Визитка гордо сообщала:
Делия Вячеславовна ПОЛЕЖАЕВА
Космоэнергет высших посвящений, контактёр
Ниже шёл номер телефона и адрес электронной почты.
«Делия», ты подумай! Я и не знал раньше, что бывают такие имена…
Слово «космоэнергет», по всей видимости, являлось современным синонимом колдуньи, а «Делия», вероятно, была переделанной «Лидией». В прошлой своей жизни мне бы в страшном сне не приснился мой визит к знахарке. Но, похоже, Эльвира Витальевна меня кой-чему всё-таки научила: я теперь не боялся не только придумывать самые разные «поведенческие эксперименты», но и осуществлять их, руководствуясь убеждением, что хуже уже не будет. Куда, действительно, хуже! Я будто находился в самой нижней точке своей жизни, прибыл на станцию Дно, словно государь император в марте 1917-го, а из этой точки все пути должны вести вверх – ну, или так мне казалось.

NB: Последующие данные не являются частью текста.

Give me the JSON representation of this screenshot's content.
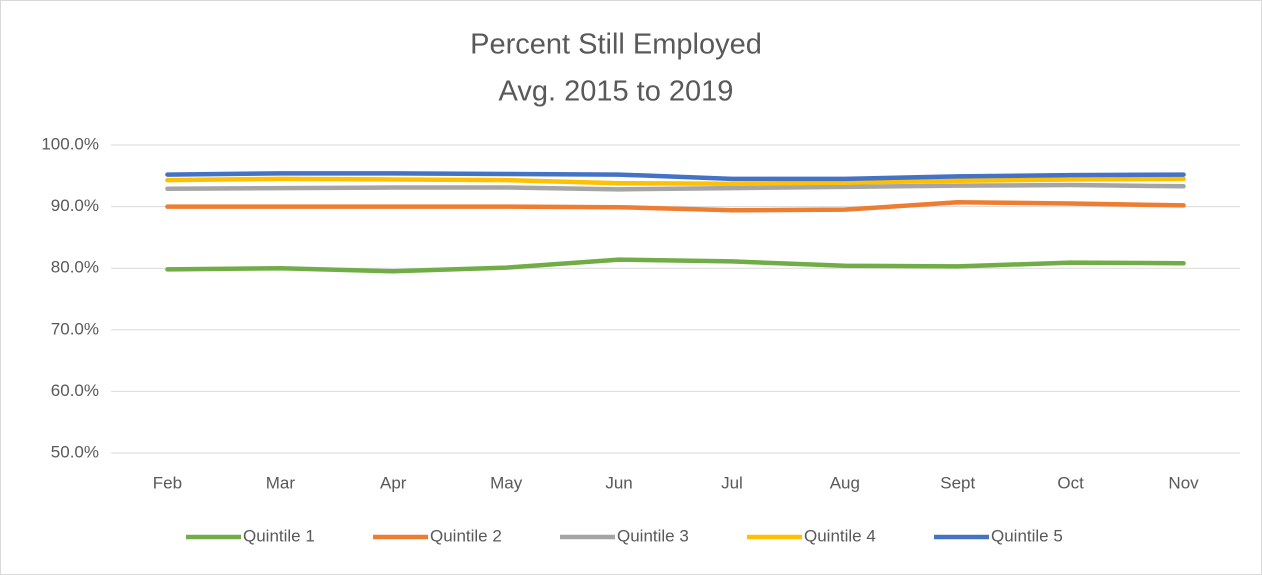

Делия Вячеславовна, мадам со слегка обрюзгшим лицом, чёрными глазами навыкате и царственной осанкой, приняла меня в полутьме своей большой квартиры в «сталинском» доме с высокими потолками. Гостиная была освещена одной-единственной лампой с зелёным абажуром. На стенах слабо угадывались портреты не знакомых мне людей. На круглом столе с ажурной скатертью громоздились большой хрустальный шар, гипсовая пирамида, тибетская поющая чаша с пестиком, зеркало, спиралевидный маятник, свисающий с изогнутой ножки, заполненный водой стеклянный цилиндр, колода карт Таро, свеча, склянка с медицинским спиртом и прочие инструменты магического ремесла. Неужели, подумал я, на каждом сеансе ей нужны все эти предметы без исключения? Госпожа космоэнергет куталась в шаль со стеклярусом. Стёклышки в свете зелёной лампы поблескивали таинственно и почти зловеще.

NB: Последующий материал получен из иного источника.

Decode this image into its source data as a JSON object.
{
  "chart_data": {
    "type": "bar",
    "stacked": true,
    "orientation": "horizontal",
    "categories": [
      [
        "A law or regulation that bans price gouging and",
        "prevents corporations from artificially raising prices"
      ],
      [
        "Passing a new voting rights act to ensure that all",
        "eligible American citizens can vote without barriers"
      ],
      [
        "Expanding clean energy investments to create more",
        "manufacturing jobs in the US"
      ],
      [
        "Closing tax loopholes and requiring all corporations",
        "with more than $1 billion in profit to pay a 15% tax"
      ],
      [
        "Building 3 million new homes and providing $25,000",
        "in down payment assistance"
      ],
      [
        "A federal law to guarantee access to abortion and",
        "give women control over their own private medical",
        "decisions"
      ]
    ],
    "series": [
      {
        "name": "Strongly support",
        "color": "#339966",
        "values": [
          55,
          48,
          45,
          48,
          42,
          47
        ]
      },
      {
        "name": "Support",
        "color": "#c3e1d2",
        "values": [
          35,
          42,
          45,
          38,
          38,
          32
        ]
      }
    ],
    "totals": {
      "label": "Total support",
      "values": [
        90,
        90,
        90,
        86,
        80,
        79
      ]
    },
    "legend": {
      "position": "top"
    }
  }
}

Мне пришли в голову прочитанные в далёком детстве в журнале «Пионер» непочтительные атеистические стишки о Хозяине кладбища, который, ожидая своих начальников, приготовил кровавый кагор, шпагу и свечу, и неудержимо захотелось засмеяться. Я, конечно, подавил это желание: я ведь воспитанный человек, в конце концов.
– Положите руку на зеркало и держите так десять секунд! – приказала мне магиня. – Боже мой, почему левую?! Кто вас учил класть левую руку, вы что, женщина или кастрат?! Правую!
Я послушно исполнил требование. Космоэнергет поднесла зеркало к лампе и какое-то время придирчиво изучала отпечаток. Изученным она, видимо, осталась недовольна, но никакими умозаключениями со мной не поделилась. Вместо этого мне вручили куриное яйцо, велели держать его между ладоней и сосредоточиться на нём, «спроецировать на него свой ум». Не уверен, что я точно понял, что от меня требовалось, но честно постарался выполнить и эту просьбу тоже. Делия Вячеславовна отобрала у меня яйцо, разбила его о край стеклянного цилиндра – это оказалась просто большая чашка – и верную минуту рассматривала плавающее содержимое на просвет.
– Как вы думаете, что означают эти сгустки? – спросила она меня неродственным голосом.